The association usually compares a month with the corresponding month of the previous year but said that due to the lockdown period that had then just been implemented, it would have been meaningless to compare the 574 unit sales total of April 2020 with April 2021. That’s why the stats were instead compared to those registered in March.
Naamsa says we were all busy taking advantage of long weekends
According to Naamsa CEO Mikel Mabasa, the dense spread of public holidays and the fewer days to sell negatively impacted sales and exports during April compared to March. However, the first four months of the year overall are still 28.3 % above the same period in 2020.
Of the total 35 779 vehicles sold, 31 482 were contributed by dealer sales, with 7.5% coming from the rental industry, 2.4% from sales to government, and 2.1 % to industry corporate fleets.
Sales dip across passenger and commercial vehicles
According to Naamsa, there were 22 911 passenger cars sold in April, a decline of 12 619, while the light commercial segment that consists of bakkies and mini-buses saw a 24.3 % decline. Even the medium and heavy commercial vehicle segments saw double-digit decreases, at 24,2% and 17,5% respectively.

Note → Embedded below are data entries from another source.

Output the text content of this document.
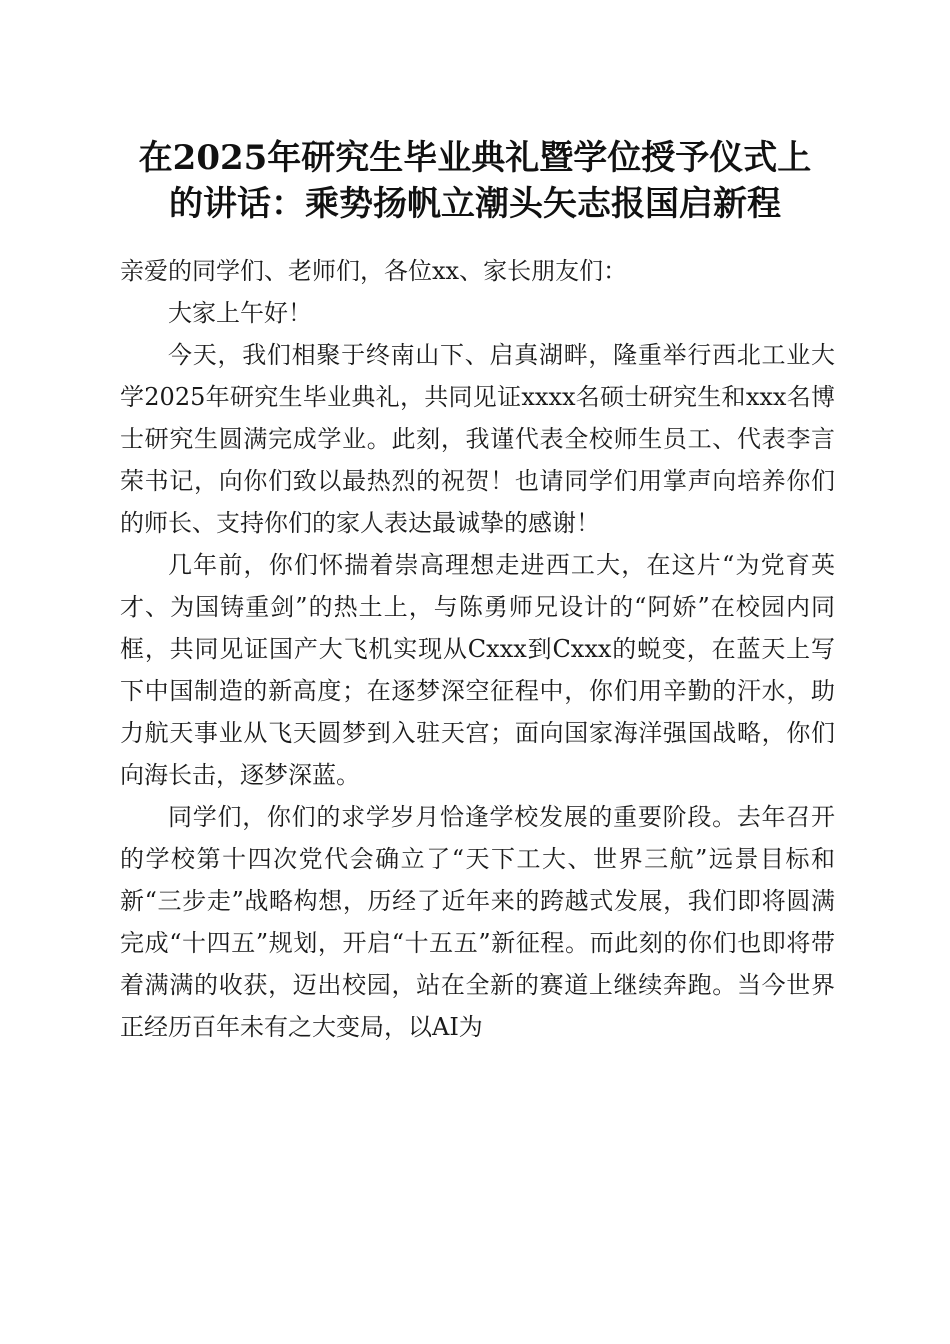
在2025年研究生毕业典礼暨学位授予仪式上
的讲话：乘势扬帆立潮头矢志报国启新程

亲爱的同学们、老师们，各位xx、家长朋友们：

大家上午好！

今天，我们相聚于终南山下、启真湖畔，隆重举行西北工业大学2025年研究生毕业典礼，共同见证xxxx名硕士研究生和xxx名博士研究生圆满完成学业。此刻，我谨代表全校师生员工、代表李言荣书记，向你们致以最热烈的祝贺！也请同学们用掌声向培养你们的师长、支持你们的家人表达最诚挚的感谢！

几年前，你们怀揣着崇高理想走进西工大，在这片“为党育英才、为国铸重剑”的热土上，与陈勇师兄设计的“阿娇”在校园内同框，共同见证国产大飞机实现从Cxxx到Cxxx的蜕变，在蓝天上写下中国制造的新高度；在逐梦深空征程中，你们用辛勤的汗水，助力航天事业从飞天圆梦到入驻天宫；面向国家海洋强国战略，你们向海长击，逐梦深蓝。

同学们，你们的求学岁月恰逢学校发展的重要阶段。去年召开的学校第十四次党代会确立了“天下工大、世界三航”远景目标和新“三步走”战略构想，历经了近年来的跨越式发展，我们即将圆满完成“十四五”规划，开启“十五五”新征程。而此刻的你们也即将带着满满的收获，迈出校园，站在全新的赛道上继续奔跑。当今世界正经历百年未有之大变局，以AI为
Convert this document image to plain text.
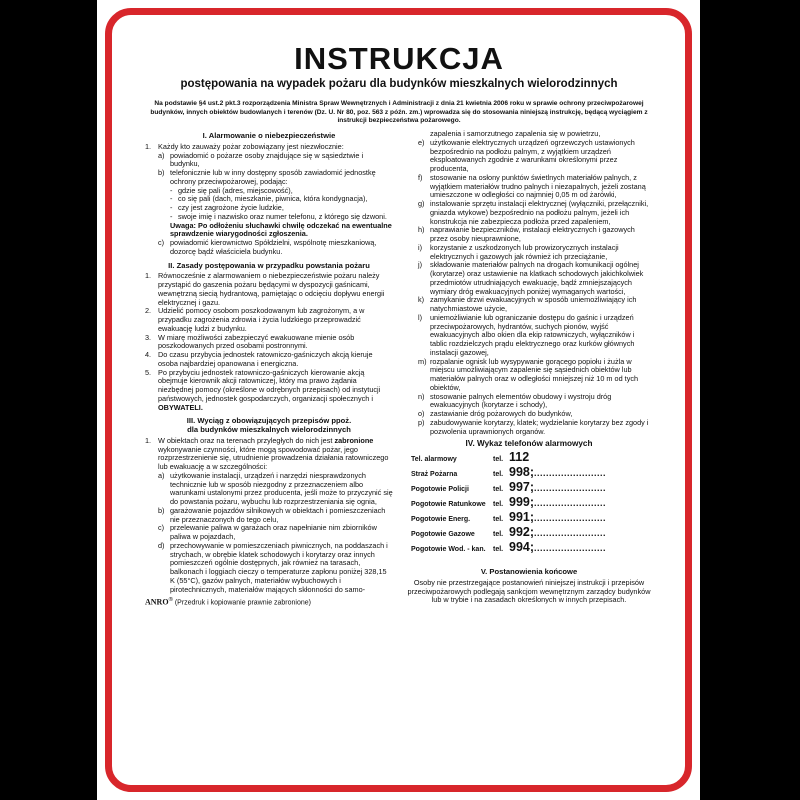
INSTRUKCJA
postępowania na wypadek pożaru dla budynków mieszkalnych wielorodzinnych
Na podstawie §4 ust.2 pkt.3 rozporządzenia Ministra Spraw Wewnętrznych i Administracji z dnia 21 kwietnia 2006 roku w sprawie ochrony przeciwpożarowej budynków, innych obiektów budowlanych i terenów (Dz. U. Nr 80, poz. 563 z późn. zm.) wprowadza się do stosowania niniejszą instrukcję, będącą wyciągiem z instrukcji bezpieczeństwa pożarowego.
I. Alarmowanie o niebezpieczeństwie
1. Każdy kto zauważy pożar zobowiązany jest niezwłocznie:
a) powiadomić o pożarze osoby znajdujące się w sąsiedztwie i budynku,
b) telefonicznie lub w inny dostępny sposób zawiadomić jednostkę ochrony przeciwpożarowej, podając:
- gdzie się pali (adres, miejscowość),
- co się pali (dach, mieszkanie, piwnica, która kondygnacja),
- czy jest zagrożone życie ludzkie,
- swoje imię i nazwisko oraz numer telefonu, z którego się dzwoni.
Uwaga: Po odłożeniu słuchawki chwilę odczekać na ewentualne sprawdzenie wiarygodności zgłoszenia.
c) powiadomić kierownictwo Spółdzielni, wspólnotę mieszkaniową, dozorcę bądź właściciela budynku.
II. Zasady postępowania w przypadku powstania pożaru
1. Równocześnie z alarmowaniem o niebezpieczeństwie pożaru należy przystąpić do gaszenia pożaru będącymi w dyspozycji gaśnicami, wewnętrzną siecią hydrantową, pamiętając o odcięciu dopływu energii elektrycznej i gazu.
2. Udzielić pomocy osobom poszkodowanym lub zagrożonym, a w przypadku zagrożenia zdrowia i życia ludzkiego przeprowadzić ewakuację ludzi z budynku.
3. W miarę możliwości zabezpieczyć ewakuowane mienie osób poszkodowanych przed osobami postronnymi.
4. Do czasu przybycia jednostek ratowniczo-gaśniczych akcją kieruje osoba najbardziej opanowana i energiczna.
5. Po przybyciu jednostek ratowniczo-gaśniczych kierowanie akcją obejmuje kierownik akcji ratowniczej, który ma prawo żądania niezbędnej pomocy (określone w odrębnych przepisach) od instytucji państwowych, jednostek gospodarczych, organizacji społecznych i OBYWATELI.
III. Wyciąg z obowiązujących przepisów ppoż.
dla budynków mieszkalnych wielorodzinnych
1. W obiektach oraz na terenach przyległych do nich jest zabronione wykonywanie czynności, które mogą spowodować pożar, jego rozprzestrzenienie się, utrudnienie prowadzenia działania ratowniczego lub ewakuację a w szczególności:
a) użytkowanie instalacji, urządzeń i narzędzi niesprawdzonych technicznie lub w sposób niezgodny z przeznaczeniem albo warunkami ustalonymi przez producenta, jeśli może to przyczynić się do powstania pożaru, wybuchu lub rozprzestrzeniania się ognia,
b) garażowanie pojazdów silnikowych w obiektach i pomieszczeniach nie przeznaczonych do tego celu,
c) przelewanie paliwa w garażach oraz napełnianie nim zbiorników paliwa w pojazdach,
d) przechowywanie w pomieszczeniach piwnicznych, na poddaszach i strychach, w obrębie klatek schodowych i korytarzy oraz innych pomieszczeń ogólnie dostępnych, jak również na tarasach, balkonach i loggiach cieczy o temperaturze zapłonu poniżej 328,15 K (55°C), gazów palnych, materiałów wybuchowych i pirotechnicznych, materiałów mających skłonności do samo-
ANRO® (Przedruk i kopiowanie prawnie zabronione)
zapalenia i samorzutnego zapalenia się w powietrzu,
e) użytkowanie elektrycznych urządzeń ogrzewczych ustawionych bezpośrednio na podłożu palnym, z wyjątkiem urządzeń eksploatowanych zgodnie z warunkami określonymi przez producenta,
f)	stosowanie na osłony punktów świetlnych materiałów palnych, z wyjątkiem materiałów trudno palnych i niezapalnych, jeżeli zostaną umieszczone w odległości co najmniej 0,05 m od żarówki,
g) instalowanie sprzętu instalacji elektrycznej (wyłączniki, przełączniki, gniazda wtykowe) bezpośrednio na podłożu palnym, jeżeli ich konstrukcja nie zabezpiecza podłoża przed zapaleniem,
h) naprawianie bezpieczników, instalacji elektrycznych i gazowych przez osoby nieuprawnione,
i)	korzystanie z uszkodzonych lub prowizorycznych instalacji elektrycznych i gazowych jak również ich przeciążanie,
j)	składowanie materiałów palnych na drogach komunikacji ogólnej (korytarze) oraz ustawienie na klatkach schodowych jakichkolwiek przedmiotów utrudniających ewakuację, bądź zmniejszających wymiary dróg ewakuacyjnych poniżej wymaganych wartości,
k) zamykanie drzwi ewakuacyjnych w sposób uniemożliwiający ich natychmiastowe użycie,
l)	uniemożliwianie lub ograniczanie dostępu do gaśnic i urządzeń przeciwpożarowych, hydrantów, suchych pionów, wyjść ewakuacyjnych albo okien dla ekip ratowniczych, wyłączników i tablic rozdzielczych prądu elektrycznego oraz kurków głównych instalacji gazowej,
m) rozpalanie ognisk lub wysypywanie gorącego popiołu i żużla w miejscu umożliwiającym zapalenie się sąsiednich obiektów lub materiałów palnych oraz w odległości mniejszej niż 10 m od tych obiektów,
n) stosowanie palnych elementów obudowy i wystroju dróg ewakuacyjnych (korytarze i schody),
o) zastawianie dróg pożarowych do budynków,
p) zabudowywanie korytarzy, klatek; wydzielanie korytarzy bez zgody i pozwolenia uprawnionych organów.
IV. Wykaz telefonów alarmowych
Tel. alarmowy	tel. 112
Straż Pożarna	tel. 998; ........................
Pogotowie Policji	tel. 997; ........................
Pogotowie Ratunkowe	tel. 999; ........................
Pogotowie Energ.	tel. 991; ........................
Pogotowie Gazowe	tel. 992; ........................
Pogotowie Wod. - kan.	tel. 994; ........................
V. Postanowienia końcowe
Osoby nie przestrzegające postanowień niniejszej instrukcji i przepisów przeciwpożarowych podlegają sankcjom wewnętrznym zarządcy budynków lub w trybie i na zasadach określonych w innych przepisach.
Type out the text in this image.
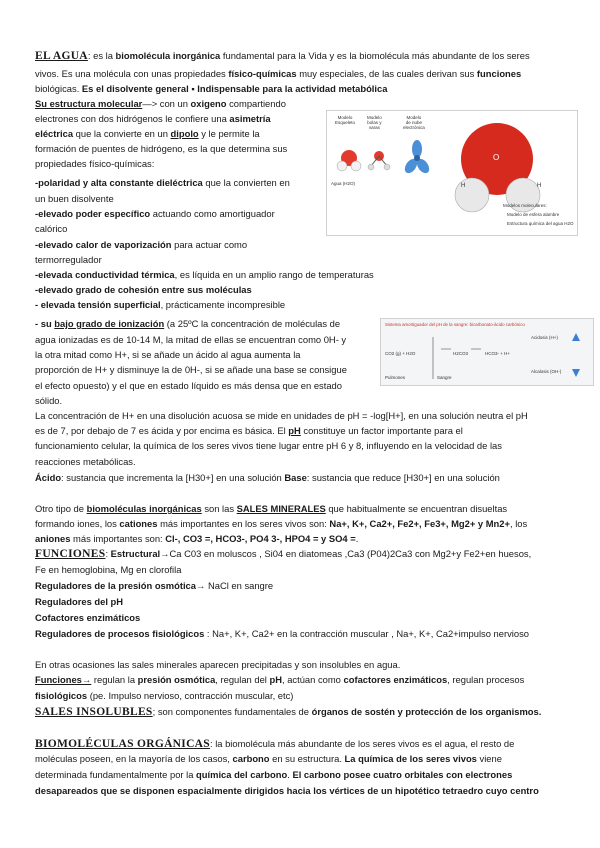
EL AGUA: es la biomolécula inorgánica fundamental para la Vida y es la biomolécula más abundante de los seres
vivos. Es una molécula con unas propiedades físico-químicas muy especiales, de las cuales derivan sus funciones
biológicas. Es el disolvente general ▪ Indispensable para la actividad metabólica
Su estructura molecular—> con un oxigeno compartiendo
electrones con dos hidrógenos le confiere una asimetría
eléctrica que la convierte en un dipolo y le permite la
formación de puentes de hidrógeno, es la que determina sus
propiedades físico-químicas:
-polaridad y alta constante dieléctrica que la convierten en
un buen disolvente
-elevado poder específico actuando como amortiguador
calórico
-elevado calor de vaporización para actuar como
termorregulador
-elevada conductividad térmica, es líquida en un amplio rango de temperaturas
-elevado grado de cohesión entre sus moléculas
- elevada tensión superficial, prácticamente incompresible
- su bajo grado de ionización (a 25ºC la concentración de moléculas de
agua ionizadas es de 10-14 M, la mitad de ellas se encuentran como 0H- y
la otra mitad como H+, si se añade un ácido al agua aumenta la
proporción de H+ y disminuye la de 0H-, si se añade una base se consigue
el efecto opuesto) y el que en estado líquido es más densa que en estado
sólido.
La concentración de H+ en una disolución acuosa se mide en unidades de pH = -log[H+], en una solución neutra el pH
es de 7, por debajo de 7 es ácida y por encima es básica. El pH constituye un factor importante para el
funcionamiento celular, la química de los seres vivos tiene lugar entre pH 6 y 8, influyendo en la velocidad de las
reacciones metabólicas.
Ácido: sustancia que incrementa la [H30+] en una solución Base: sustancia que reduce [H30+] en una solución
Otro tipo de biomoléculas inorgánicas son las SALES MINERALES que habitualmente se encuentran disueltas
formando iones, los cationes más importantes en los seres vivos son: Na+, K+, Ca2+, Fe2+, Fe3+, Mg2+ y Mn2+, los
aniones más importantes son: Cl-, CO3 =, HCO3-, PO4 3-, HPO4 = y SO4 =.
FUNCIONES: Estructural→Ca C03 en moluscos , Si04 en diatomeas ,Ca3 (P04)2Ca3 con Mg2+y Fe2+en huesos,
Fe en hemoglobina, Mg en clorofila
Reguladores de la presión osmótica→ NaCl en sangre
Reguladores del pH
Cofactores enzimáticos
Reguladores de procesos fisiológicos : Na+, K+, Ca2+ en la contracción muscular , Na+, K+, Ca2+impulso nervioso
En otras ocasiones las sales minerales aparecen precipitadas y son insolubles en agua.
Funciones→ regulan la presión osmótica, regulan del pH, actúan como cofactores enzimáticos, regulan procesos
fisiológicos (pe. Impulso nervioso, contracción muscular, etc)
SALES INSOLUBLES; son componentes fundamentales de órganos de sostén y protección de los organismos.
BIOMOLÉCULAS ORGÁNICAS: la biomolécula más abundante de los seres vivos es el agua, el resto de
moléculas poseen, en la mayoría de los casos, carbono en su estructura. La química de los seres vivos viene
determinada fundamentalmente por la química del carbono. El carbono posee cuatro orbitales con electrones
desapareados que se disponen espacialmente dirigidos hacia los vértices de un hipotético tetraedro cuyo centro
Modelo
Esqueleto
Modelo
bolas y
varas
Modelo
de nube
electrónica
Agua (H2O)
25
O
H	H
Modelos moleculares:
Modelo de esfera alambre
Estructura química del agua H2O
Sistema amortiguador del pH de la sangre: bicarbonato-ácido carbónico
CO2 (g) + H2O	H2CO3	HCO3- + H+
Pulmones	Sangre
Acidosis (H+)
Alcalosis (OH-)
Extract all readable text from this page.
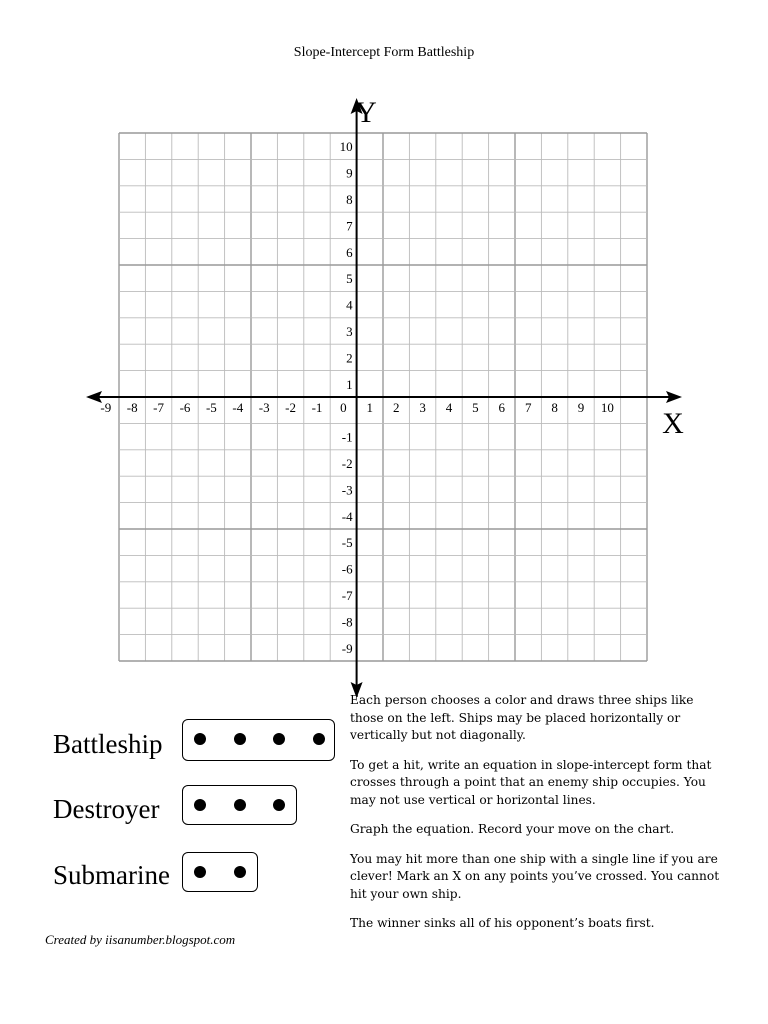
Slope-Intercept Form Battleship
-9 -8 -7 -6 -5 -4 -3 -2 -1 0 1 2 3 4 5 6 7 8 9 10
10
9
8
7
6
5
4
3
2
1
-1
-2
-3
-4
-5
-6
-7
-8
-9
X
Y
Battleship
Destroyer
Submarine

Each person chooses a color and draws three ships like those on the left. Ships may be placed horizontally or vertically but not diagonally.

To get a hit, write an equation in slope-intercept form that crosses through a point that an enemy ship occupies. You may not use vertical or horizontal lines.

Graph the equation. Record your move on the chart.

You may hit more than one ship with a single line if you are clever! Mark an X on any points you’ve crossed. You cannot hit your own ship.

The winner sinks all of his opponent’s boats first.

Created by iisanumber.blogspot.com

There’s light at the end of the tunnel, eventually
The association says that there are indications that the industry is on a slight upswing. There’s renewed interest and activity in the rental market as the lockdown restrictions are revised, the interest rate remains low, lockdown restrictions are gradually easing, and the five subcomponents of the ABSA Purchasing Managers’ Index (PMI) are tracking positively for the first time since early 2012.
Naamsa believes that these are generally favourable for supporting business and consumer behaviour and therefore the new vehicle market in 2021. However, the after-effect of COVID-19 lockdowns is still being felt, such as the worldwide shortage of computer chips that delayed everything from gaming consoles to new vehicles rolling off the production line.
Importantly to take note of is that, although the new vehicle market in 2021 is expected to rebound substantially compared to 2020, aggregate new vehicle sales in 2020 dropped back to the level of 18 years ago and a recovery to the pre-COVID-19 level would take at least three years.